Я вскрыла следующее письмо.
— Держись, — сказала я, задумчиво пробегая взглядом по строчкам. — Суиндонское общество любителей дронтов предлагает нам за Пики тридцать тысяч.
Я взглянула на Пиквик, выполнявшую свой излюбленный трюк «вот-вот упаду», который она проделывала, когда засыпала стоя. Я сконструировала ее сама, когда наборы для клонирования в домашних условиях были еще на пике популярности. В свои почти двадцать девять лет и при серийном номере Д-009 она являлась старейшим дронтом из ныне живущих. Как ранней версии 1.2, крыльев ей не досталось, поскольку соответствующую цепочку генов в тот момент еще не закончили, но и встроенного саморазрушения клеток ей тоже не полагалось. Похоже было, что она переживет… в общем, все. Так или иначе, ее ценность существенно возросла, когда интерес к вспыхнувшей в семидесятые годы революции домашнего клонирования исчезнувших видов неожиданно вошел в моду. Мамонтиха версии 1.5.6 семьдесят восьмого года сборки недавно сменила хозяина за шестьдесят тысяч, бескрылые гагарки даже в неважном состоянии могли стоить пять штук за экземпляр, а если у вас завалялся выпущенный до семьдесят второго трилобит любой марки, вы могли смело называть какую угодно сумму.

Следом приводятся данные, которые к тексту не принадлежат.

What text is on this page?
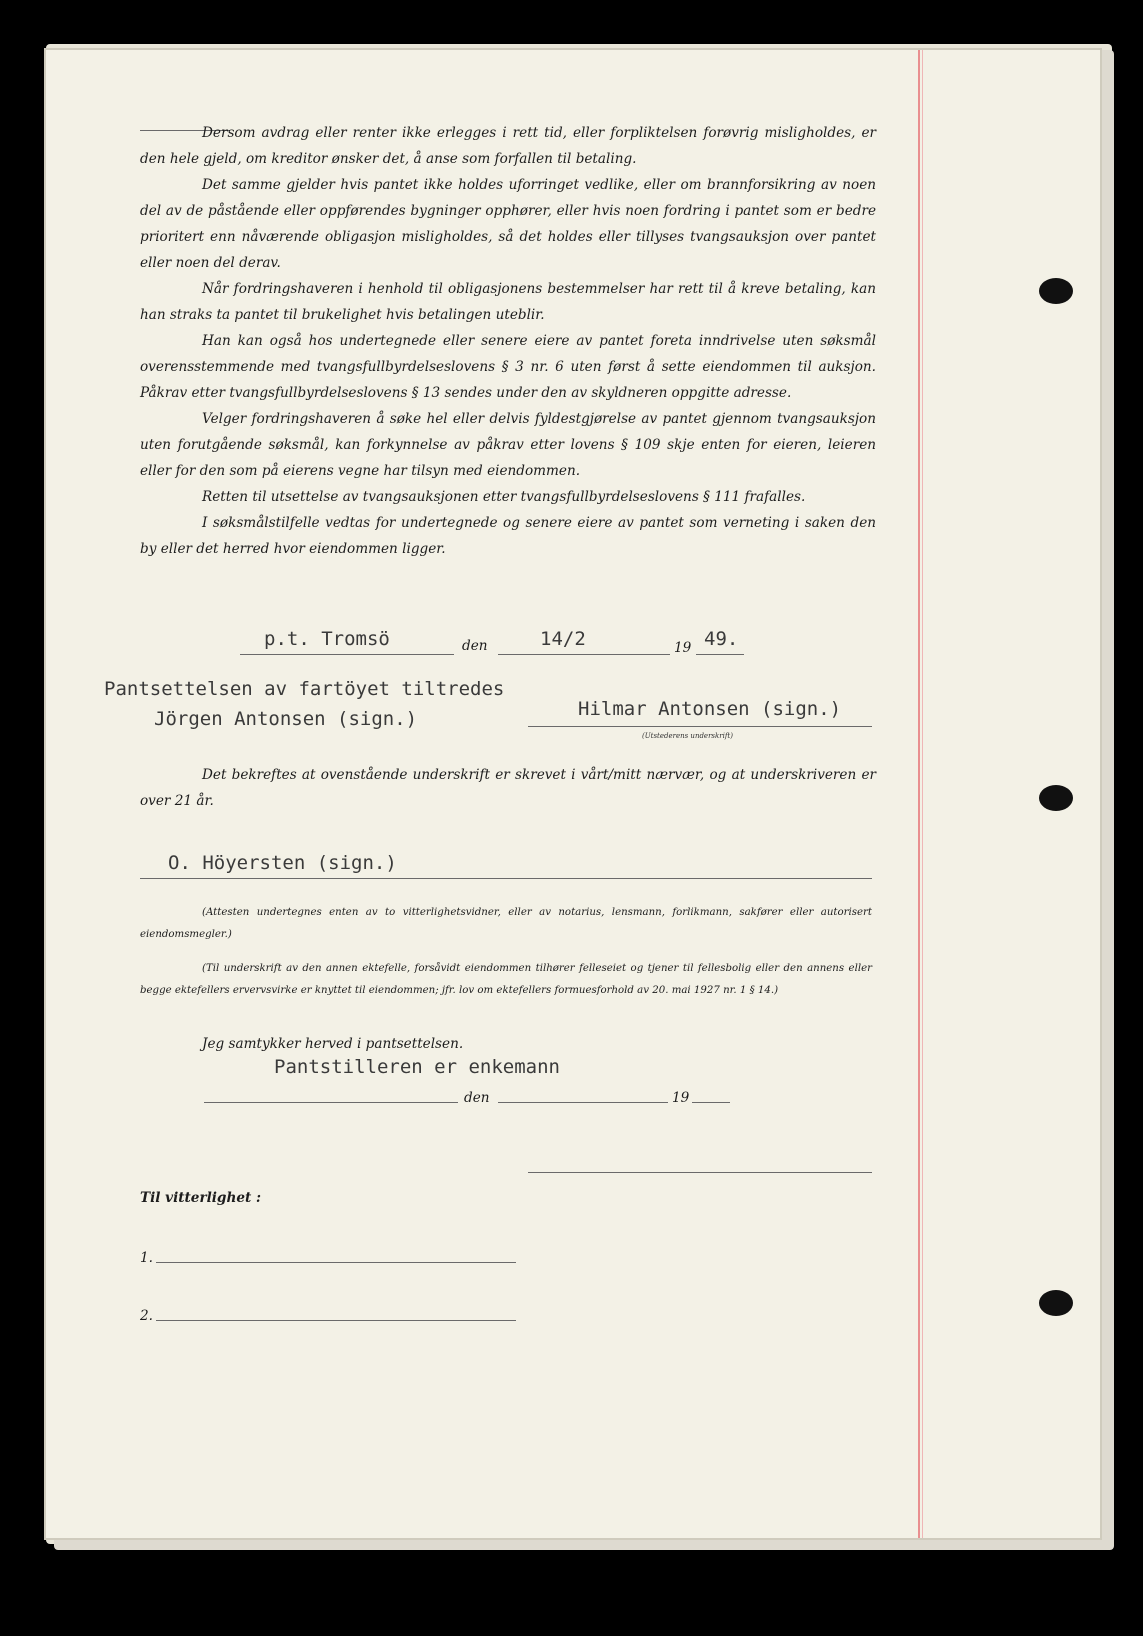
Dersom avdrag eller renter ikke erlegges i rett tid, eller forpliktelsen forøvrig misligholdes, er den hele gjeld, om kreditor ønsker det, å anse som forfallen til betaling.

Det samme gjelder hvis pantet ikke holdes uforringet vedlike, eller om brannforsikring av noen del av de påstående eller oppførendes bygninger opphører, eller hvis noen fordring i pantet som er bedre prioritert enn nåværende obligasjon misligholdes, så det holdes eller tillyses tvangsauksjon over pantet eller noen del derav.

Når fordringshaveren i henhold til obligasjonens bestemmelser har rett til å kreve betaling, kan han straks ta pantet til brukelighet hvis betalingen uteblir.

Han kan også hos undertegnede eller senere eiere av pantet foreta inndrivelse uten søksmål overensstemmende med tvangsfullbyrdelseslovens § 3 nr. 6 uten først å sette eiendommen til auksjon. Påkrav etter tvangsfullbyrdelseslovens § 13 sendes under den av skyldneren oppgitte adresse.

Velger fordringshaveren å søke hel eller delvis fyldestgjørelse av pantet gjennom tvangsauksjon uten forutgående søksmål, kan forkynnelse av påkrav etter lovens § 109 skje enten for eieren, leieren eller for den som på eierens vegne har tilsyn med eiendommen.

Retten til utsettelse av tvangsauksjonen etter tvangsfullbyrdelseslovens § 111 frafalles.

I søksmålstilfelle vedtas for undertegnede og senere eiere av pantet som verneting i saken den by eller det herred hvor eiendommen ligger.

p.t. Tromsö	den	14/2	19 49.
Pantsettelsen av fartöyet tiltredes
Jörgen Antonsen (sign.)	Hilmar Antonsen (sign.)
(Utstederens underskrift)

Det bekreftes at ovenstående underskrift er skrevet i vårt/mitt nærvær, og at underskriveren er over 21 år.

O. Höyersten (sign.)

(Attesten undertegnes enten av to vitterlighetsvidner, eller av notarius, lensmann, forlikmann, sakfører eller autorisert eiendomsmegler.)

(Til underskrift av den annen ektefelle, forsåvidt eiendommen tilhører felleseiet og tjener til fellesbolig eller den annens eller begge ektefellers ervervsvirke er knyttet til eiendommen; jfr. lov om ektefellers formuesforhold av 20. mai 1927 nr. 1 § 14.)

Jeg samtykker herved i pantsettelsen.
Pantstilleren er enkemann
den	19
Til vitterlighet :
1.
2.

— Тридцать тысяч? — эхом отозвался Лондэн. — Они в курсе, что она слегка ущербна в области мозгов и хохолка?
— Я думаю, им без разницы. Мы могли бы покрыть ипотеку.
Пиквик внезапно полностью проснулась и взглянула на нас с выражением, означавшим у дронтов вздернутую бровь (впрочем, неотличимым от выражения дронта, понюхавшего сырую луковицу).
— И купить один из этих новых дизельно-паточных кабриолетов.
— Или в отпуск съездить.
— Сплавили бы Пятницу в суиндонский Дом вялых подростков, — добавил Лондэн.
— А Дженни получила бы новое пианино.
Для Пиквик это было уже слишком, и она хлопнулась в обморок прямо посреди стола.
— Не очень-то у нее с чувством юмора, а? — улыбнулся Лондэн, снова утыкаясь в газету.
— Что да, то да, — откликнулась я, разрывая на мелкие кусочки письмо от Суиндонского общества любителей дронтов. — Но знаешь, я уверена: для птицы с неизмеримо малым мозгом она понимает почти все, что мы говорим.
Лондэн взглянул на Пиквик, которая уже очухалась и теперь подозрительно таращилась на свою левую лапу, гадая, всегда ли она была на этом месте, а если нет, то зачем она к ней подбирается.
— Что-то не похоже.
— Как продвигается книга? — спросила я, возвращаясь к вязанию.
— Самоучитель?
— Магнум опус.
Лондэн подумал и признался:
— Скорее «опус», нежели «магнум». Никак не соображу, из-за чего все застопорилось: то ли это творческий клин, то ли прокрастинация,[5] то ли лень, то ли банальный непрофессионализм.
— Ну-у, — протянула я с невозмутимым видом, — при таком богатом выборе и впрямь сложно решить. А ты не обдумывал возможность комбинации всех четырех факторов?